The central conceit, if that's not too grandiose a term, is that the audience has been corralled at short notice for a recreation of Elvis's 1968 comeback special, when he performed live on NBC. This was once rumoured to be the centrepiece of the performance – Elvis resurrected via the latest in AI and three-dimensional video – but this has not quite taken place.
Instead, spectators are firstly shown an indifferent recreation of an NBC studio backstage, which might as well be labelled 'selfie opportunity'; there is no information about anything, just influencer-bait. The room comes festooned with large, cheap-looking boxes with memorabilia of mugs and key rings. It is not clear if this is a satire on the mass merchandising of Elvis, or simply gift shop memorabilia that has been left out too long. Then the show begins proper, as an actor playing Elvis's childhood friend Sam Bell leads the audience through a sanitised, tedious account of Presley's coming-of-age in rural Mississippi, described in the clichéd script as 'the only place in the country that you can hear the music come from soul and yearning.'
After an interval, complete with opportunities to buy blue-tinted cocktails in a themed bar, it's straight into an underwhelming partial recreation of the 1968 special, complete with three musicians and Elvis videos that you can probably find mostly on YouTube.
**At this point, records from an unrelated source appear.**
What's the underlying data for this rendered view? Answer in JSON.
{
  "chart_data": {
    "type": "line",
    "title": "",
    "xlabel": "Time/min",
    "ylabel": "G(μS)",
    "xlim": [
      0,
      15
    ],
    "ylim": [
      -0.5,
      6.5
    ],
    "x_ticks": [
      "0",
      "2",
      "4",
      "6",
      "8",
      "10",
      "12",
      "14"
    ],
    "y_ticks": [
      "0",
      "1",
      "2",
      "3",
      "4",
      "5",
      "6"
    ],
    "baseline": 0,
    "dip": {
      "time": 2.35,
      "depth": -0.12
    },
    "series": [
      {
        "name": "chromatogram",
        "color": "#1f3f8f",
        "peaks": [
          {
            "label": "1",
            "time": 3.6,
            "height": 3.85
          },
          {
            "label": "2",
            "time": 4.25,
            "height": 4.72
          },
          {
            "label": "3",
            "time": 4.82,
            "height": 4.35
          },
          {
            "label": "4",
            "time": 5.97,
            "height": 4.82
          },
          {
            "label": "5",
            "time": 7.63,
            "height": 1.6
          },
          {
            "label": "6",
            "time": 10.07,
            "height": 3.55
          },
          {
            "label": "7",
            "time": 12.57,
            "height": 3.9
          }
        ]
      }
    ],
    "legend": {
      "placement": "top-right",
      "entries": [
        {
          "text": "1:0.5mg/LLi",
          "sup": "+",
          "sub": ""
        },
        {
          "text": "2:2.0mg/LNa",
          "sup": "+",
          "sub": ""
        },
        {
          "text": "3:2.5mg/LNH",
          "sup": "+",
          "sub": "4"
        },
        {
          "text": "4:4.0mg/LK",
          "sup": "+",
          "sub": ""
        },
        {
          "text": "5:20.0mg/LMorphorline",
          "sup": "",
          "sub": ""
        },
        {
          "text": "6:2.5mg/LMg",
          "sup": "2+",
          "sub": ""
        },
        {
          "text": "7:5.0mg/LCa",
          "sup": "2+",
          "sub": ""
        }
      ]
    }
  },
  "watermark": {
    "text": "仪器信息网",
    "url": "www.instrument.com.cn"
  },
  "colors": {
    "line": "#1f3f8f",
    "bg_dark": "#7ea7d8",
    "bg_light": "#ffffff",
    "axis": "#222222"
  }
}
All of this starts at £75 a ticket; if you want the 'If I Can Dream' Super VIP package, it will set you back £300. It is not worth a tenth of the price.
Although there are hundreds of people credited for Elvis Evolution, from a revolving cast of actors to two separate live bands to the technological types responsible for what little pizzazz there is, the overall impression is of something rushed and cheap, flung together once the approval of the Presley estate had been obtained, and designed to appeal to only the most committed super-fans. As I fled through the gift shop, looking suspiciously at the £35 T-shirts around me, the words 'we're caught in a trap' most certainly came to mind. At the end, we are solemnly informed, 'None of us knew this at the time, but [Elvis's] death wasn't the end of his music.' If this underwhelming show is to be the King's epitaph, he may have wished the whole industry died with him in 1977.